If Gov. Bill Walker signs Senate Bill 54, American Civil Liberties Union of Alaska lawyer Tara Rich expects defense attorneys to file lawsuits almost immediately.
Rich said the ACLU would be joining them, because it considers one part — which says that people arrested for committing class C felonies for the first time face the same range of sentences as those charged with more serious class B felonies — unconstitutional.
“If there’s no rational basis for the Legislature to completely fail to distinguish between these two separate levels of crimes, then it will be struck down as violating due process rights,” Rich said.
The ACLU and state prosecutors raised similar concerns about the provision with lawmakers last week.
But state Criminal Division Director John Skidmore said Tuesday that judges may not strike down the law.
In fact, Skidmore said he expects the courts will work out a solution.
“The courts in Alaska will find a way to interpret the statute … in a way that avoids any constitutional issues,” Skidmore said.
Skidmore said judges would likely do this using what are called benchmarks.
“Instead of the Legislature giving specific sentencing ranges, the courts step in and provide a sentencing range within what the Legislature has already given them,” Skidmore said.
In the case of first-time class C felonies, Senate Bill 54 says sentences should be between zero and two years, the same range as for first-time class B felons.

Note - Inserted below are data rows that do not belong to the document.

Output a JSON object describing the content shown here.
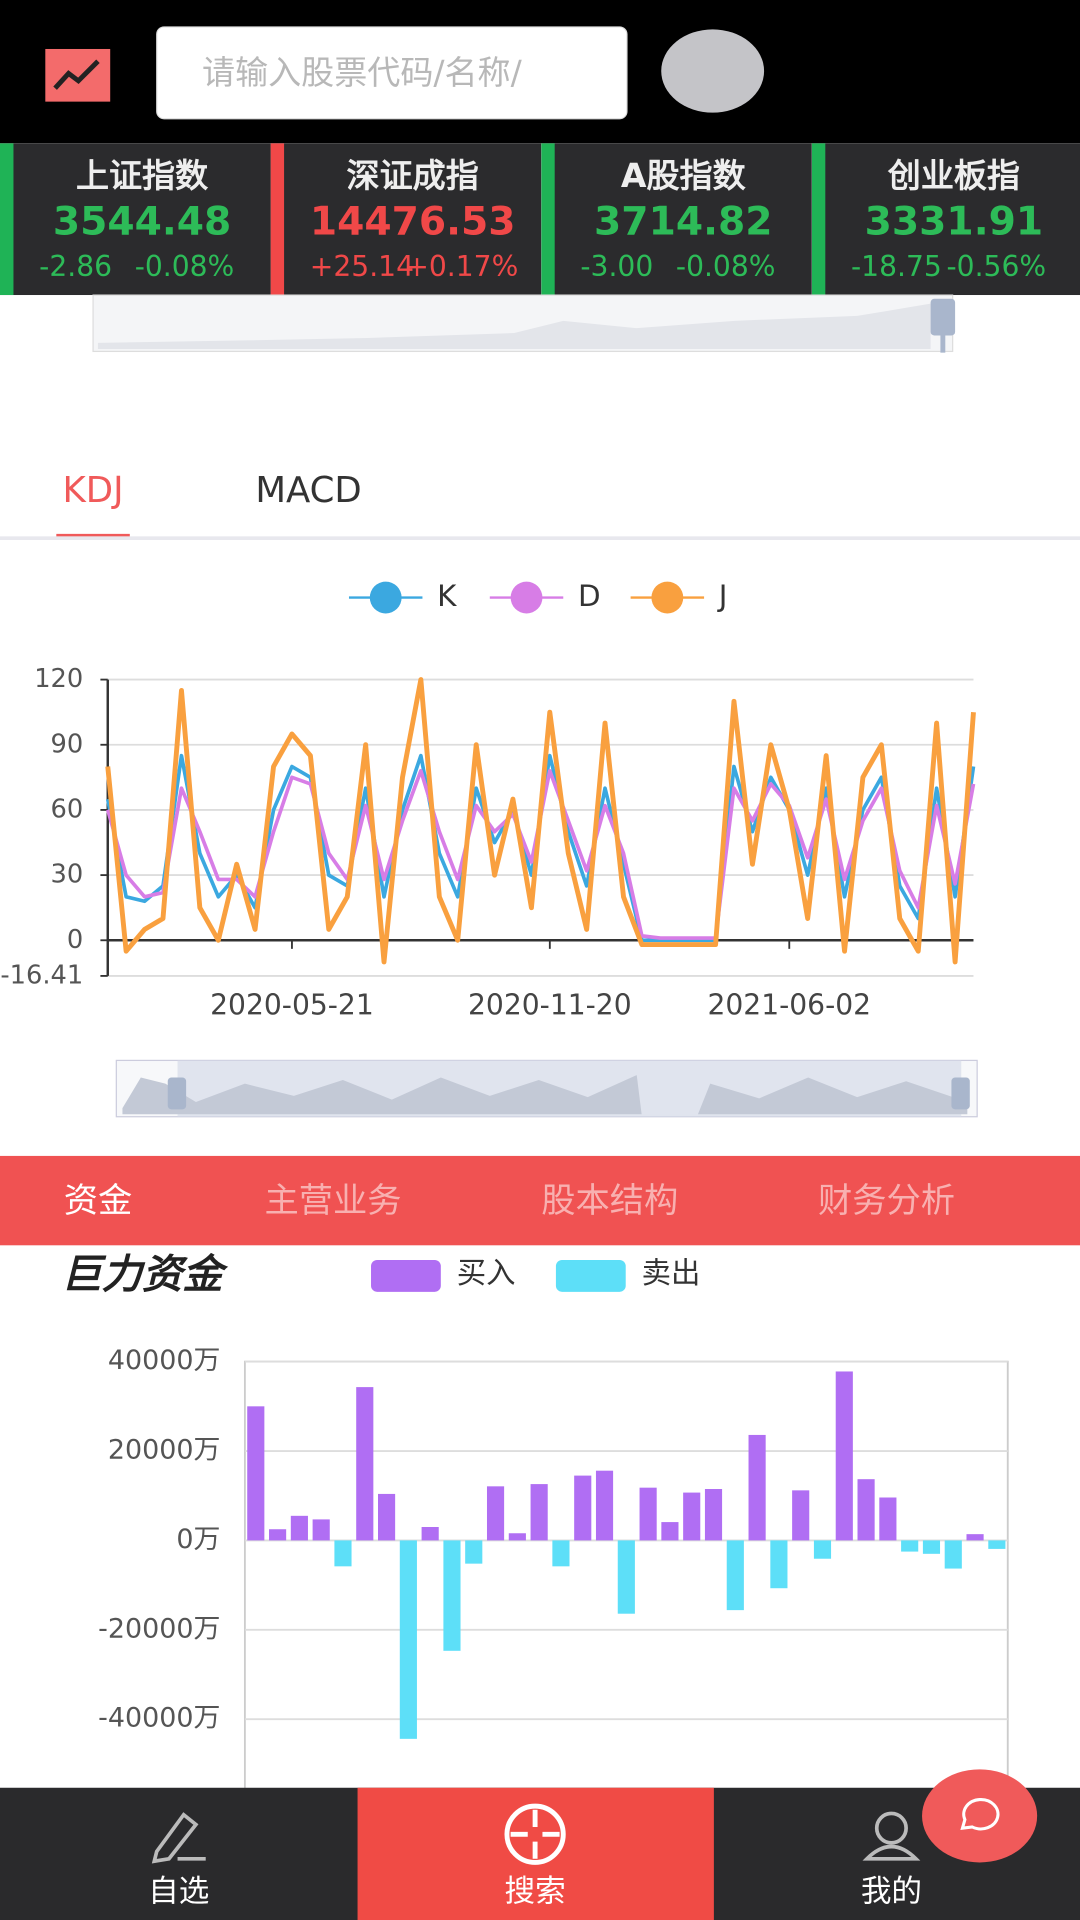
{
  "header": {
    "search_placeholder": "请输入股票代码/名称/"
  },
  "tickers": [
    {
      "name": "上证指数",
      "price": "3544.48",
      "change": "-2.86",
      "percent": "-0.08%",
      "color": "#2dbb58",
      "edge": "#1fb356"
    },
    {
      "name": "深证成指",
      "price": "14476.53",
      "change": "+25.14",
      "percent": "+0.17%",
      "color": "#f04848",
      "edge": "#f04848"
    },
    {
      "name": "A股指数",
      "price": "3714.82",
      "change": "-3.00",
      "percent": "-0.08%",
      "color": "#2dbb58",
      "edge": "#1fb356"
    },
    {
      "name": "创业板指",
      "price": "3331.91",
      "change": "-18.75",
      "percent": "-0.56%",
      "color": "#2dbb58",
      "edge": "#1fb356"
    }
  ],
  "chart_tabs": [
    "KDJ",
    "MACD"
  ],
  "chart_data": [
    {
      "type": "line",
      "categories": [
        null,
        null,
        null,
        null,
        null,
        null,
        null,
        null,
        null,
        null,
        "2020-05-21",
        null,
        null,
        null,
        null,
        null,
        null,
        null,
        null,
        null,
        null,
        null,
        null,
        null,
        "2020-11-20",
        null,
        null,
        null,
        null,
        null,
        null,
        null,
        null,
        null,
        null,
        null,
        null,
        "2021-06-02",
        null,
        null,
        null,
        null,
        null,
        null,
        null,
        null,
        null,
        null
      ],
      "series": [
        {
          "name": "K",
          "color": "#3ba8e0",
          "values": [
            65,
            20,
            18,
            25,
            85,
            40,
            20,
            30,
            15,
            60,
            80,
            75,
            30,
            25,
            70,
            20,
            60,
            85,
            40,
            20,
            70,
            45,
            60,
            30,
            85,
            50,
            25,
            70,
            35,
            0,
            0,
            0,
            0,
            0,
            80,
            50,
            75,
            60,
            30,
            70,
            20,
            60,
            75,
            25,
            10,
            70,
            20,
            80
          ]
        },
        {
          "name": "D",
          "color": "#d77de6",
          "values": [
            60,
            30,
            20,
            22,
            70,
            50,
            28,
            28,
            20,
            50,
            75,
            72,
            40,
            28,
            62,
            28,
            55,
            78,
            50,
            28,
            62,
            50,
            58,
            36,
            78,
            55,
            32,
            62,
            40,
            2,
            1,
            1,
            1,
            1,
            70,
            55,
            72,
            62,
            38,
            65,
            28,
            55,
            70,
            32,
            15,
            62,
            26,
            72
          ]
        },
        {
          "name": "J",
          "color": "#f9a03f",
          "values": [
            80,
            -5,
            5,
            10,
            115,
            15,
            0,
            35,
            5,
            80,
            95,
            85,
            5,
            20,
            90,
            -10,
            75,
            120,
            20,
            0,
            90,
            30,
            65,
            15,
            105,
            40,
            5,
            100,
            20,
            -2,
            -2,
            -2,
            -2,
            -2,
            110,
            35,
            90,
            60,
            10,
            85,
            -5,
            75,
            90,
            10,
            -5,
            100,
            -10,
            105
          ]
        }
      ],
      "ylim": [
        -16.41,
        120
      ],
      "yticks": [
        -16.41,
        0,
        30,
        60,
        90,
        120
      ],
      "grid": true
    },
    {
      "type": "bar",
      "title": "巨力资金",
      "series": [
        {
          "name": "买入",
          "color": "#b06ef3",
          "values": [
            30000,
            2500,
            5500,
            4700,
            null,
            34300,
            10400,
            null,
            3000,
            null,
            null,
            12100,
            1600,
            12600,
            null,
            14500,
            15600,
            null,
            11800,
            4100,
            10700,
            11500,
            null,
            23600,
            null,
            11200,
            null,
            37800,
            13700,
            9600,
            null,
            null,
            null,
            1400,
            null
          ]
        },
        {
          "name": "卖出",
          "color": "#5ddff8",
          "values": [
            null,
            null,
            null,
            null,
            -5800,
            null,
            null,
            -44400,
            null,
            -24700,
            -5200,
            null,
            null,
            null,
            -5800,
            null,
            null,
            -16400,
            null,
            null,
            null,
            null,
            -15600,
            null,
            -10700,
            null,
            -4100,
            null,
            null,
            null,
            -2500,
            -3000,
            -6300,
            null,
            -1900
          ]
        }
      ],
      "ylim": [
        -60000,
        40000
      ],
      "yticks": [
        {
          "value": -40000,
          "label": "-40000万"
        },
        {
          "value": -20000,
          "label": "-20000万"
        },
        {
          "value": 0,
          "label": "0万"
        },
        {
          "value": 20000,
          "label": "20000万"
        },
        {
          "value": 40000,
          "label": "40000万"
        }
      ],
      "grid": true
    }
  ],
  "info_tabs": [
    "资金",
    "主营业务",
    "股本结构",
    "财务分析"
  ],
  "nav": [
    "自选",
    "搜索",
    "我的"
  ]
}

Judges could set a benchmark at the low end of the range for the less-serious C felonies.
The House had added the C felony sentencing provision as an amendment.

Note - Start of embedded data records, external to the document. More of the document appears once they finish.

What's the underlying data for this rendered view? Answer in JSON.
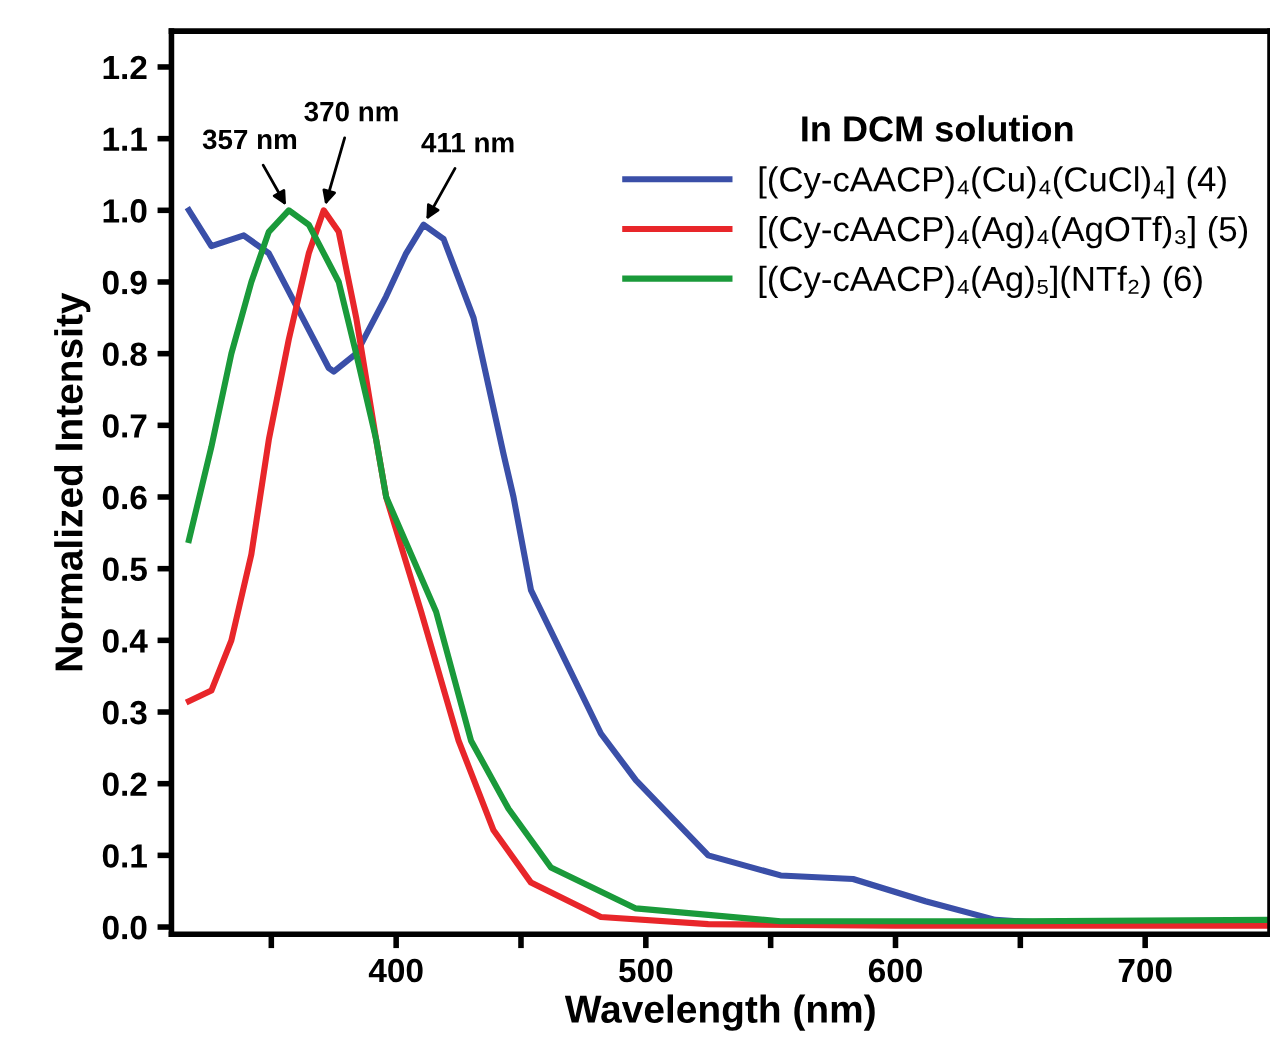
{
  "chart_data": {
    "type": "line",
    "xlabel": "Wavelength (nm)",
    "ylabel": "Normalized Intensity",
    "legend_title": "In DCM solution",
    "legend": "top right",
    "grid": false,
    "marker": "none",
    "line_style": "solid",
    "xlim": [
      310,
      750
    ],
    "ylim": [
      -0.01,
      1.25
    ],
    "xticks": [
      {
        "value": 350,
        "label": null
      },
      400,
      {
        "value": 450,
        "label": null
      },
      500,
      {
        "value": 550,
        "label": null
      },
      600,
      {
        "value": 650,
        "label": null
      },
      700
    ],
    "yticks": [
      {
        "value": 0,
        "label": "0.0"
      },
      0.1,
      0.2,
      0.3,
      0.4,
      0.5,
      0.6,
      0.7,
      0.8,
      0.9,
      {
        "value": 1,
        "label": "1.0"
      },
      1.1,
      1.2
    ],
    "series": [
      {
        "name": "[(Cy-cAACP)₄(Cu)₄(CuCl)₄] (4)",
        "color": "#3a4fa8",
        "x": [
          317,
          326,
          339,
          349,
          361,
          373,
          375,
          384,
          396,
          404,
          411,
          419,
          431,
          443,
          447,
          454,
          468,
          482,
          496,
          525,
          554,
          583,
          612,
          640,
          669,
          750
        ],
        "values": [
          1.0,
          0.95,
          0.965,
          0.94,
          0.86,
          0.78,
          0.775,
          0.8,
          0.88,
          0.94,
          0.98,
          0.96,
          0.85,
          0.66,
          0.6,
          0.47,
          0.37,
          0.27,
          0.205,
          0.1,
          0.072,
          0.067,
          0.036,
          0.01,
          0.004,
          0.005
        ]
      },
      {
        "name": "[(Cy-cAACP)₄(Ag)₄(AgOTf)₃] (5)",
        "color": "#e8262a",
        "x": [
          317,
          326,
          334,
          342,
          349,
          357,
          365,
          371,
          377,
          384,
          392,
          396,
          410,
          425,
          439,
          454,
          482,
          525,
          600,
          750
        ],
        "values": [
          0.315,
          0.33,
          0.4,
          0.52,
          0.68,
          0.82,
          0.94,
          1.0,
          0.97,
          0.85,
          0.68,
          0.6,
          0.44,
          0.26,
          0.135,
          0.062,
          0.014,
          0.004,
          0.002,
          0.002
        ]
      },
      {
        "name": "[(Cy-cAACP)₄(Ag)₅](NTf₂) (6)",
        "color": "#1a9a3a",
        "x": [
          317,
          326,
          334,
          342,
          349,
          357,
          365,
          377,
          384,
          392,
          396,
          416,
          430,
          445,
          462,
          496,
          554,
          650,
          750
        ],
        "values": [
          0.54,
          0.67,
          0.8,
          0.9,
          0.97,
          1.0,
          0.98,
          0.9,
          0.8,
          0.68,
          0.6,
          0.44,
          0.26,
          0.165,
          0.083,
          0.026,
          0.008,
          0.008,
          0.01
        ]
      }
    ],
    "annotations": [
      {
        "text": "357 nm",
        "x": 357,
        "y": 1.0
      },
      {
        "text": "370 nm",
        "x": 371,
        "y": 1.0
      },
      {
        "text": "411 nm",
        "x": 411,
        "y": 0.98
      }
    ]
  }
}
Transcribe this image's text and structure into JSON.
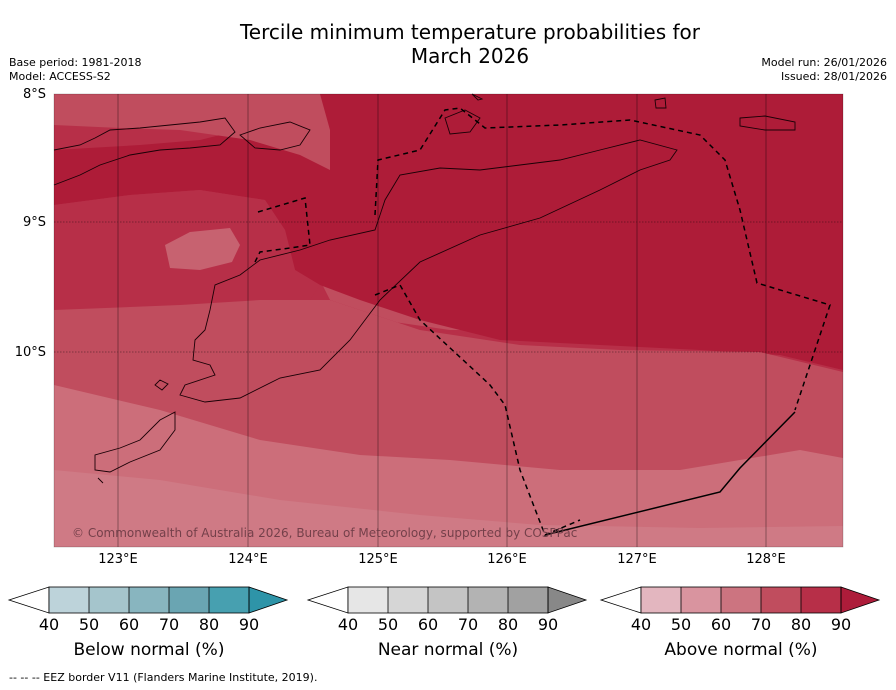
{
  "title_line1": "Tercile minimum temperature probabilities for",
  "title_line2": "March 2026",
  "base_period": "Base period: 1981-2018",
  "model": "Model: ACCESS-S2",
  "model_run": "Model run: 26/01/2026",
  "issued": "Issued: 28/01/2026",
  "lat_labels": [
    "8°S",
    "9°S",
    "10°S"
  ],
  "lon_labels": [
    "123°E",
    "124°E",
    "125°E",
    "126°E",
    "127°E",
    "128°E"
  ],
  "copyright": "© Commonwealth of Australia 2026, Bureau of Meteorology, supported by COSPPac",
  "colorbars": [
    {
      "label": "Below normal (%)",
      "ticks": [
        "40",
        "50",
        "60",
        "70",
        "80",
        "90"
      ],
      "colors": [
        "#bdd3da",
        "#a5c5cc",
        "#88b5bf",
        "#6aa5b2",
        "#47a0b0",
        "#2e94a8"
      ]
    },
    {
      "label": "Near normal (%)",
      "ticks": [
        "40",
        "50",
        "60",
        "70",
        "80",
        "90"
      ],
      "colors": [
        "#e6e6e6",
        "#d6d6d6",
        "#c4c4c4",
        "#b3b3b3",
        "#a1a1a1",
        "#888888"
      ]
    },
    {
      "label": "Above normal (%)",
      "ticks": [
        "40",
        "50",
        "60",
        "70",
        "80",
        "90"
      ],
      "colors": [
        "#e3b6bf",
        "#d9949f",
        "#cc7480",
        "#c04d5e",
        "#b72f48",
        "#ad1c3a"
      ]
    }
  ],
  "footer": "--  --  -- EEZ border V11 (Flanders Marine Institute, 2019).",
  "colors": {
    "p90": "#ae1c38",
    "p80": "#b72f48",
    "p70": "#c04d5e",
    "p60": "#cc6e7a",
    "p50": "#d59099"
  }
}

Skidmore raised concerns about the issue before the Senate decided to agree to the House version of the bill.
“The Department of Law obviously prefers to avoid litigation, like what we will encounter, which is why we recommended that this issue be resolved by the Legislature in conference committee,” Skidmore said.
But that didn’t happen.
Rich said the lawsuits will be filed quickly if Walker signs the bill, because the lawyer for anyone charged with a first-time class C felony would seek to plea bargain.

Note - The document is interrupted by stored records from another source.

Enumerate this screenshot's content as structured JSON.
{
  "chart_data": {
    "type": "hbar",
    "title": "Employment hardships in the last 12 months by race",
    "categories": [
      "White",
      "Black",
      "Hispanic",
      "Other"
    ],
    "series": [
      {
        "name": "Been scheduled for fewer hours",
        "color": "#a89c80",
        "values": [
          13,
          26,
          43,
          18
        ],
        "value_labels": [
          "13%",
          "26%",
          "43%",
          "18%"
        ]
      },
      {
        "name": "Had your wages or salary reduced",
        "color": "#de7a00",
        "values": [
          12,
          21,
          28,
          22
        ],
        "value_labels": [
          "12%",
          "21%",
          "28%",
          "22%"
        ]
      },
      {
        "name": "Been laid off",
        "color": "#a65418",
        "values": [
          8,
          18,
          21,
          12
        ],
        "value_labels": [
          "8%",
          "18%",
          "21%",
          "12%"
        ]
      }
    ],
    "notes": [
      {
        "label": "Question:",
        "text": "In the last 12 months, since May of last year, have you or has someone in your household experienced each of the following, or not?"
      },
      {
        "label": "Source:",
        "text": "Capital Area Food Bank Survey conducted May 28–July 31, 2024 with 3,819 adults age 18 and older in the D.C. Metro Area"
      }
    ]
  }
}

And negotiating for that plea would depend on how judges interpret the law.
Rich made a different prediction than Skidmore – that courts will invalidate the class C felony provision, and cause that portion of the law to revert to what it is under the controversial Senate Bill 91. First-time class C felons face only suspended sentences under the law, instead of automatic jail time.
“As soon as a defense attorney receives a first-time C felony under SB 54 – once SB 54 becomes law – if they believe that it’s unconstitutional and that a court would most likely rule that it should return to the original SB 91 sentencing scheme – that is how they would operate in negotiating the case,” Rich said.
Rich said the ACLU was disappointed with other changes the House made on the floor.
“They’re ratcheting up criminal penalties and packing the bill with amendment after amendment like cans of sardines,” Rich said.
ACLU concerns also include a provision that affect the length of sentences for people who commit class A misdemeanors for the second time, and for those who commit disorderly conduct.
Rich pointed to evidence that the disorderly conduct sentencing would disproportionately affect Alaska Natives.
Senate President Pete Kelly and House Speaker Bryce Edgmon must sign Senate Bill 54 before it goes to Walker. The governor would then have 20 days, not including Sundays, to sign it into law.